President Obama and Secretary Kerry have reaffirmed our continued commitment to building a strong partnership with a free and democratic Iraq. One of the many areas where we hope to build on this relationship will be working with Iraqi authorities to help them safeguard their citizens from landmines and unexploded ordnance (UXO), as well as excess and unsecured conventional weapons and munitions. In 2015, the United States and Iraq continued to tackle this serious humanitarian challenge, even as seizure of Iraqi territory by militants from the Islamic State in Iraq and the Levant (ISIL) further increased danger to the people of Iraq and made our work more essential than ever.
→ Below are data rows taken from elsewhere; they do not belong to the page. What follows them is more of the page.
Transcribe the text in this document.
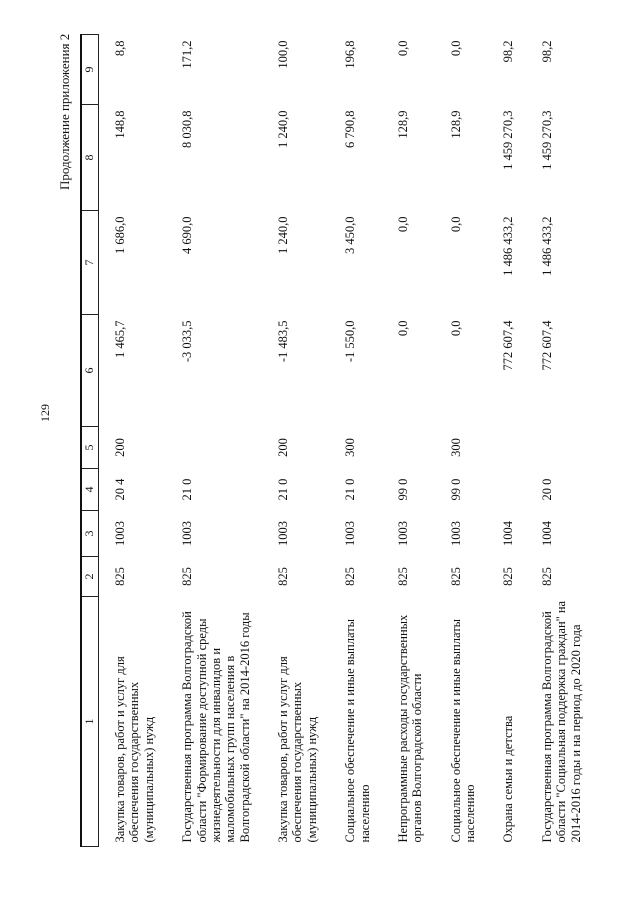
129
Продолжение приложения 2
1	2	3	4	5	6	7	8	9
Закупка товаров, работ и услуг для обеспечения государственных (муниципальных) нужд	825	1003	20 4	200	1 465,7	1 686,0	148,8	8,8
Государственная программа Волгоградской области "Формирование доступной среды жизнедеятельности для инвалидов и маломобильных групп населения в Волгоградской области" на 2014-2016 годы	825	1003	21 0		-3 033,5	4 690,0	8 030,8	171,2
Закупка товаров, работ и услуг для обеспечения государственных (муниципальных) нужд	825	1003	21 0	200	-1 483,5	1 240,0	1 240,0	100,0
Социальное обеспечение и иные выплаты населению	825	1003	21 0	300	-1 550,0	3 450,0	6 790,8	196,8
Непрограммные расходы государственных органов Волгоградской области	825	1003	99 0		0,0	0,0	128,9	0,0
Социальное обеспечение и иные выплаты населению	825	1003	99 0	300	0,0	0,0	128,9	0,0
Охрана семьи и детства	825	1004			772 607,4	1 486 433,2	1 459 270,3	98,2
Государственная программа Волгоградской области "Социальная поддержка граждан" на 2014-2016 годы и на период до 2020 года	825	1004	20 0		772 607,4	1 486 433,2	1 459 270,3	98,2
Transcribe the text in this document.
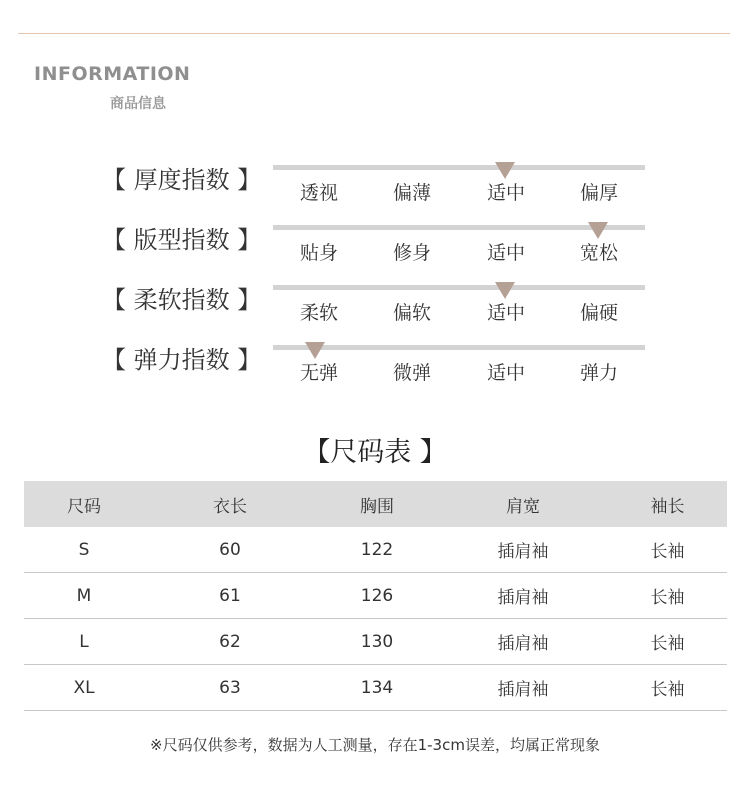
INFORMATION
商品信息
【 厚度指数 】	透视	偏薄	适中	偏厚
【 版型指数 】	贴身	修身	适中	宽松
【 柔软指数 】	柔软	偏软	适中	偏硬
【 弹力指数 】	无弹	微弹	适中	弹力
【尺码表 】
尺码	衣长	胸围	肩宽	袖长
S	60	122	插肩袖	长袖
M	61	126	插肩袖	长袖
L	62	130	插肩袖	长袖
XL	63	134	插肩袖	长袖
※尺码仅供参考，数据为人工测量，存在1-3cm误差，均属正常现象
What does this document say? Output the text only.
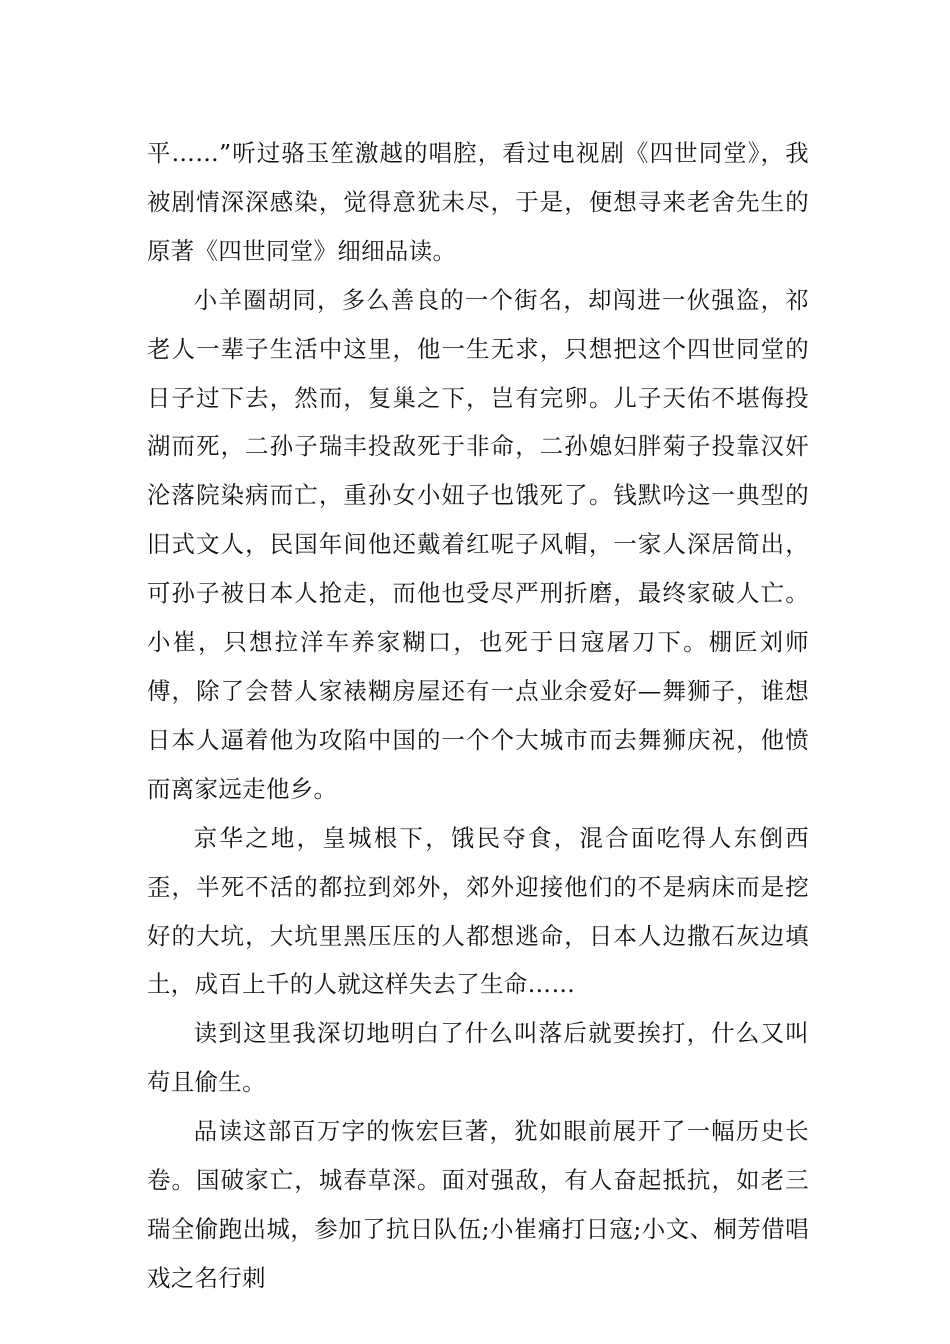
平……”听过骆玉笙激越的唱腔，看过电视剧《四世同堂》，我被剧情深深感染，觉得意犹未尽，于是，便想寻来老舍先生的原著《四世同堂》细细品读。

小羊圈胡同，多么善良的一个街名，却闯进一伙强盗，祁老人一辈子生活中这里，他一生无求，只想把这个四世同堂的日子过下去，然而，复巢之下，岂有完卵。儿子天佑不堪侮投湖而死，二孙子瑞丰投敌死于非命，二孙媳妇胖菊子投靠汉奸沦落院染病而亡，重孙女小妞子也饿死了。钱默吟这一典型的旧式文人，民国年间他还戴着红呢子风帽，一家人深居简出，可孙子被日本人抢走，而他也受尽严刑折磨，最终家破人亡。小崔，只想拉洋车养家糊口，也死于日寇屠刀下。棚匠刘师傅，除了会替人家裱糊房屋还有一点业余爱好—舞狮子，谁想日本人逼着他为攻陷中国的一个个大城市而去舞狮庆祝，他愤而离家远走他乡。

京华之地，皇城根下，饿民夺食，混合面吃得人东倒西歪，半死不活的都拉到郊外，郊外迎接他们的不是病床而是挖好的大坑，大坑里黑压压的人都想逃命，日本人边撒石灰边填土，成百上千的人就这样失去了生命……

读到这里我深切地明白了什么叫落后就要挨打，什么又叫苟且偷生。

品读这部百万字的恢宏巨著，犹如眼前展开了一幅历史长卷。国破家亡，城春草深。面对强敌，有人奋起抵抗，如老三瑞全偷跑出城，参加了抗日队伍;小崔痛打日寇;小文、桐芳借唱戏之名行刺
Since 2003, the United States has invested more than $280 million under the U.S. Conventional Weapons Destruction program toward the clearance and safe disposal of landmines, unexploded ordnance, and excess conventional weapons and munitions in Iraq.
Communities across Iraq face danger from an estimated 10-to-15 million landmines and pieces of unexploded ordnance, such as grenades and artillery shells buried and abandoned from past conflicts, including the Iran-Iraq War of the 1980s, the 1991 Gulf War, and the 2003-2011 U.S.-led coalition operation in Iraq.On top of these existing challenges, thousands of Iraqi families forced to flee by ISIL have become internally displaced persons in areas of the country where they are not familiar with landmine and UXO hazards from past conflicts. As families begin to return to their homes, they are confronted with both hazards from the recent conflict, as well as deliberate mining and booby-trapping of homes by ISIL.
In 2015, the Department of State’s Bureau of Political-Military Affairs’ Office of Weapons Removal and Abatement (PM/WRA) provided over $24 million to support conventional weapons destruction efforts in Iraq. Through this partnership, we worked together to:
- Safely release and clear landmines and UXO from more than 65 million square meters (from a total of 752 million square meters) of land across Iraq, which has revitalized economic and agricultural development throughout the nation;
- Destroyed more than 61,979 pieces of UXO and abandoned or otherwise at-risk munitions; and
- Provided risk education to more than 38,000 Iraqi men, women and children, saving lives and preventing injuries with outreach programs to warn about the potential dangers from landmines and UXO in their communities.
These U.S. assistance programs, directed through several Iraqi and international non-governmental organizations (NGOs), have made significant progress toward protecting communities from potential risks, restoring access to land and infrastructure, and developing Iraqi capacity to manage weapons abatement programs independently over the long term.
Globally, the United States is the world’s single largest financial supporter of efforts to clear unexploded ordnance and landmines. Since 1993, the United States has contributed more than $2.5 billion to more than 90 countries around the world to reduce the harmful worldwide effects of at-risk, illicitly proliferated, and indiscriminately used conventional weapons of war. As we reflect on this year, the United States and our partners have made great strides in our efforts to support humanitarian demining and conventional weapons of war destruction programs. As we look ahead we continue this work with the goal that one day all people can know what it means “to walk the earth in safety.”